連載をはじめます ──「日本工芸は、海外でどう読まれるか」。
kintsugi,wabi-sabi,urushi。 いま、「工芸」を表す言葉は、国境を越えて遠くまで旅をしています。壊れたものを受け入れる哲学として、あるいは不完全さの美学として。

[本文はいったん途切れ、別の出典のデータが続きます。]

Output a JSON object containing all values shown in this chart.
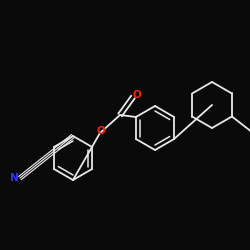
{
  "background_color": "#0a0a0a",
  "bond_color": "#e8e8e8",
  "atom_O_color": "#ff2200",
  "atom_N_color": "#3333ff",
  "atom_O_label": "O",
  "atom_N_label": "N",
  "figsize": [
    2.5,
    2.5
  ],
  "dpi": 100
}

世界の人々がこれらの言葉を語り、自らの生き方に重ね合わせる風景は珍しくありません。
私たちは今回、海外のSNS上に溢れる工芸をめぐる約8万件のテキストデータを抽出・分析しました。膨大なデータベースを紐解くなかで浮かび上がってきたのは、概念的な賛辞の裏側にある、もう一つの確かな声。
「実際に手にして、はじめてわかることがある」
漆の柔らかな艶に目を奪われた人。本物の金継ぎと、エポキシ樹脂による金継ぎ"風"の決定的な違いに気づいた人。藍の色が時とともに深まっていく経年変化を知った人。
海外の受け手たちのリアルな言葉を手がかりに、概念として消費される工芸を、全11回にわたり静かに見つめ直していきます。
第1回は「手にして、はじめてわかること」。 最も成功した工芸の入口である、一本の「漆塗りの万年筆」をめぐる対話から始めます。
世界の視線を通じて、日本の工芸を新たな角度から見つめ直す時間に、どうぞお付き合いください。